Immer, wenn ich das Meer sehe, überkommt mich das Fernweh.
Und wenn ich es nicht sehe, weil ich nun mal nicht am Meer lebe, überkommt mich die Sehnsucht nach dem Meer.
So zieht und zerrt es unaufhaltsam an mir, bis ich zum Meer fahre, was mich circa 2 Stunden kostet, und dann ist es nur die Nordsee.
Verdammt kalt.
Aber ich muss ja nicht rein.
Es reicht, dort zu stehen, und zu sehen.
Die Wellen rollen unaufhaltsam auf den Strand, ziehen sich zurück und kommen erneut.
Existieren.
Gleichförmigkeit der Ewigkeit.
Ein Ding, das sich niemals ändern wird.
Mag die Welt auch zugrunde gehen, die ganze oder nur die ganz eigene, das Meer bleibt konstant in seinem Rauschen.
Rollt sanft auf den Nordseestrand, brüllt andernorts gegen Felsen und ist das, was es ist:
Die zärtliche Gleichgültigkeit der Welt.
Und so stehe ich da, geleitet von der Sehnsucht zum Meer, und bilde mir nicht eine Sekunde ein, die Sucht wäre gestillt, denn es ist nicht nur der Wind, der an mir zieht.
Es ist das Gieren und Lechzen nach dem, was dahinter liegt.
Hinter dem Meer.
Hinter dem Horizont.
Meist ist es England.
Was meinem Wohnort geschuldet ist, denn irgendwann stehe ich am Ärmelkanal. Und dieser ganze Zinnober von mir und dem Meer, die Sehnsucht und das Fernweh scheinen so eine Art genetisches Erbgut zu sein, denn meinem Vater erging es nie anders.
So ist die Erinnerung an meine Kindheit eine an England.

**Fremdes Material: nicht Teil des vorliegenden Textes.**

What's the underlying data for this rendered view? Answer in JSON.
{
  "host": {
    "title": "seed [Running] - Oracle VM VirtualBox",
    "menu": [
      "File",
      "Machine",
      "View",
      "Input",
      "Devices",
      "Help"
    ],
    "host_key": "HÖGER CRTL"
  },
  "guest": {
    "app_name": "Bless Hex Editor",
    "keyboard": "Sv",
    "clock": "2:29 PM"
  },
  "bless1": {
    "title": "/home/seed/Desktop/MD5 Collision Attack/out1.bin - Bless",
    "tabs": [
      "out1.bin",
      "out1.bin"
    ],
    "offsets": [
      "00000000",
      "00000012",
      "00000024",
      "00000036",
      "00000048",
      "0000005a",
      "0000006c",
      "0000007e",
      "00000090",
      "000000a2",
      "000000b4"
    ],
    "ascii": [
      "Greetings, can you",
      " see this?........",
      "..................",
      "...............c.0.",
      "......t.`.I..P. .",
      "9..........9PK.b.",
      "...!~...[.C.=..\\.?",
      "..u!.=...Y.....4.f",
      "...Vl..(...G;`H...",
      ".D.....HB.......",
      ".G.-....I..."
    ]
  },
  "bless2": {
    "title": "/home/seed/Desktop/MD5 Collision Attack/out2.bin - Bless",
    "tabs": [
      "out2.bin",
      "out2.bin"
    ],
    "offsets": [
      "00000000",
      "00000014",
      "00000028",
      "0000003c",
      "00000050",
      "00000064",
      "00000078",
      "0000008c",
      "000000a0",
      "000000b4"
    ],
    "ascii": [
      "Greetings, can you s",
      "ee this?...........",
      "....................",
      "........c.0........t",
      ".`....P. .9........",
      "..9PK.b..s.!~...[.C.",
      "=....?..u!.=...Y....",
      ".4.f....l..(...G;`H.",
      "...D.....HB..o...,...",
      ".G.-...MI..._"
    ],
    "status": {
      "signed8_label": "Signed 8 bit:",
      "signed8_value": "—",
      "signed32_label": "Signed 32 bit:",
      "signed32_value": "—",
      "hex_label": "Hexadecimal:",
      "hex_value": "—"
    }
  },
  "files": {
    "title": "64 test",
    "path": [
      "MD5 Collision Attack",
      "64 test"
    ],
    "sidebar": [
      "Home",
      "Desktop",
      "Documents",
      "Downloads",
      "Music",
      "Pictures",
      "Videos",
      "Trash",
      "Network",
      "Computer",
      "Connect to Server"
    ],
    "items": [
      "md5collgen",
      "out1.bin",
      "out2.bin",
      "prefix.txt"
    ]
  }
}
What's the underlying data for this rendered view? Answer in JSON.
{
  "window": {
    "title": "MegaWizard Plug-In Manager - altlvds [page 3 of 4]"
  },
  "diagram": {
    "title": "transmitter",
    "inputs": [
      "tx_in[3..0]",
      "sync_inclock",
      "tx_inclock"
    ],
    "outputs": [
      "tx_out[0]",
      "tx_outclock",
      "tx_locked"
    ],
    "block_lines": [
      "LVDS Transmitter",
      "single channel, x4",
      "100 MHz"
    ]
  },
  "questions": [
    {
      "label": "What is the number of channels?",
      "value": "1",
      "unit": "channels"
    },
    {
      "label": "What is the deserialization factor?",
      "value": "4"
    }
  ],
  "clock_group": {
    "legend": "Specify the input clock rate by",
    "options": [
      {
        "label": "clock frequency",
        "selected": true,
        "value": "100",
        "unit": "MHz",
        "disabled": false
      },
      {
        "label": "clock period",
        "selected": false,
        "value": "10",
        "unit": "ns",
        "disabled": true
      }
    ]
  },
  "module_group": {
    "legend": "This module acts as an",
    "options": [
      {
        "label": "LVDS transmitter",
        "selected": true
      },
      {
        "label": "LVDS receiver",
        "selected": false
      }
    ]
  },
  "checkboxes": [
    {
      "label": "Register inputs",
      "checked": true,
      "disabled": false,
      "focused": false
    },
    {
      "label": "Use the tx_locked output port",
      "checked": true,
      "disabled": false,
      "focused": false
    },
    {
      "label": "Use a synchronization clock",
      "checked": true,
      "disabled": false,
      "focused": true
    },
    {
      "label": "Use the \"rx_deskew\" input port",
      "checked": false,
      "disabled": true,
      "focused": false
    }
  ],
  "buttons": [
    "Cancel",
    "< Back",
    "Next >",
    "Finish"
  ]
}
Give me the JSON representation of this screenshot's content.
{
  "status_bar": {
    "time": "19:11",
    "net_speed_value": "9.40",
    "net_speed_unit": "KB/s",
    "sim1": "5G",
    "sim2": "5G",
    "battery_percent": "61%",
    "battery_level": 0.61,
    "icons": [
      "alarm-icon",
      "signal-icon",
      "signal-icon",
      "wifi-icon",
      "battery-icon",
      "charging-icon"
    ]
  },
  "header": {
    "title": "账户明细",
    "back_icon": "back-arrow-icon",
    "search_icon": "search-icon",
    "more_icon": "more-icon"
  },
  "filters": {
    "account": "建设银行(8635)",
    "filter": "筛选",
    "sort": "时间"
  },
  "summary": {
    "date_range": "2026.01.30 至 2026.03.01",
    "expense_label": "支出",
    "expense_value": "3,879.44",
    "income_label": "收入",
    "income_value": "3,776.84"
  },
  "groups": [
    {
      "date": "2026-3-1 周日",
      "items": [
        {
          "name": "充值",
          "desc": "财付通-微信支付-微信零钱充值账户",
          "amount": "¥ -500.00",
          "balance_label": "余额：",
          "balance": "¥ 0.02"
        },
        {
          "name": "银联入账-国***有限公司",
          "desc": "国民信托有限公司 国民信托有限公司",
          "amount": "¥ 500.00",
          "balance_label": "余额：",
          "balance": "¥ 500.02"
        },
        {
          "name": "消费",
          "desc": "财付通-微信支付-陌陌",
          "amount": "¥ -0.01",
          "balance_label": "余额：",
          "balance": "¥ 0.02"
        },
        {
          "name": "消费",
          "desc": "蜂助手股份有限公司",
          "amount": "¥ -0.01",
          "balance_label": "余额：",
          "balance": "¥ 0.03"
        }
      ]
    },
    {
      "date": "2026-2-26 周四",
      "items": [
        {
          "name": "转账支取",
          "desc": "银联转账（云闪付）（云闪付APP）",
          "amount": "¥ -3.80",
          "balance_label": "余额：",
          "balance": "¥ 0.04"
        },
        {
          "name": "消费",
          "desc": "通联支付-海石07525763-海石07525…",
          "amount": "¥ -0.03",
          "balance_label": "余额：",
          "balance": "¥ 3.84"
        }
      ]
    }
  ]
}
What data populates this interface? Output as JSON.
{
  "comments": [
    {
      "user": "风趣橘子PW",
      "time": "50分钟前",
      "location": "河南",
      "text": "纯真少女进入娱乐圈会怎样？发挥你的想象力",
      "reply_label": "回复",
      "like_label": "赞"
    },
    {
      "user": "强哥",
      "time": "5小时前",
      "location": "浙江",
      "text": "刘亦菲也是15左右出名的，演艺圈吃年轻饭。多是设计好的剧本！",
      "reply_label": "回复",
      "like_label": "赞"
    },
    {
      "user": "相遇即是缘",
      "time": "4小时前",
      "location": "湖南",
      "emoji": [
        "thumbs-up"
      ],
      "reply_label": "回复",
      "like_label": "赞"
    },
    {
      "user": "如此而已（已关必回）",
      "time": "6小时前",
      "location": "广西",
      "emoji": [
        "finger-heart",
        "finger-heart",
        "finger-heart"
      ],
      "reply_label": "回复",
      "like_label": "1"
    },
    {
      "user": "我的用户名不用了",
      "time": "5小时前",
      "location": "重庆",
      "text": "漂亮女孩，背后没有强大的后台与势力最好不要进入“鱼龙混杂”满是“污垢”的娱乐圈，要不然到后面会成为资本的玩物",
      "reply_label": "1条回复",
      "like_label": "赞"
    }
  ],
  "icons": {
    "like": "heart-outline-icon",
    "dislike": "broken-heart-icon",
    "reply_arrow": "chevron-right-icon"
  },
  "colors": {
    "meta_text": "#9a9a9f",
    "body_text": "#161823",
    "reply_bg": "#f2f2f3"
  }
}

Eine Erinnerung an den Notfall-Übernachtungskoffer, den meine Mutter, vollzeitberufstätig, immer im Auto liegen hatte, denn eines war gewiss: Sagte mein Vater an einem x-beliebigen Freitag "Lass' uns doch mal ans Meer fahren", waren wir drei das ganze Wochenende weg.
Meistens in England.
Andauernd.
Ich erinnere mich an Freitage, an denen ich von der Schule abgeholt, zum Versicherungskonzern gekarrt wurde, in dem meine Mutter arbeitete , nur um danach die Autobahn Richtung Oostende oder Calais entlang zu brausen.
Im Sommer, in den großen Ferien, fuhren wir in halb Europa herum und endeten meistens in Häfen.
Ich habe jeden europäischen Hafen gesehen, wirklich jeden und wenn Papa heute sagt, erinnerst du dich, wir waren auch in Bilbao, zucke ich die Achseln und entsinne mich nur eines Hafens.
"Sie sehen alle gleich aus", maule ich noch heute.
Denn als ich älter wurde, nervte mich das.
Als ich noch älter wurde, fing ich an, es zu verstehen.
So zieht und zerrt es auch jetzt an mir.
Ich will zum Meer.
Egal welchem.
Am liebsten ein warmes.
Damit ich zu Fuß nach Sizilien gehen kann.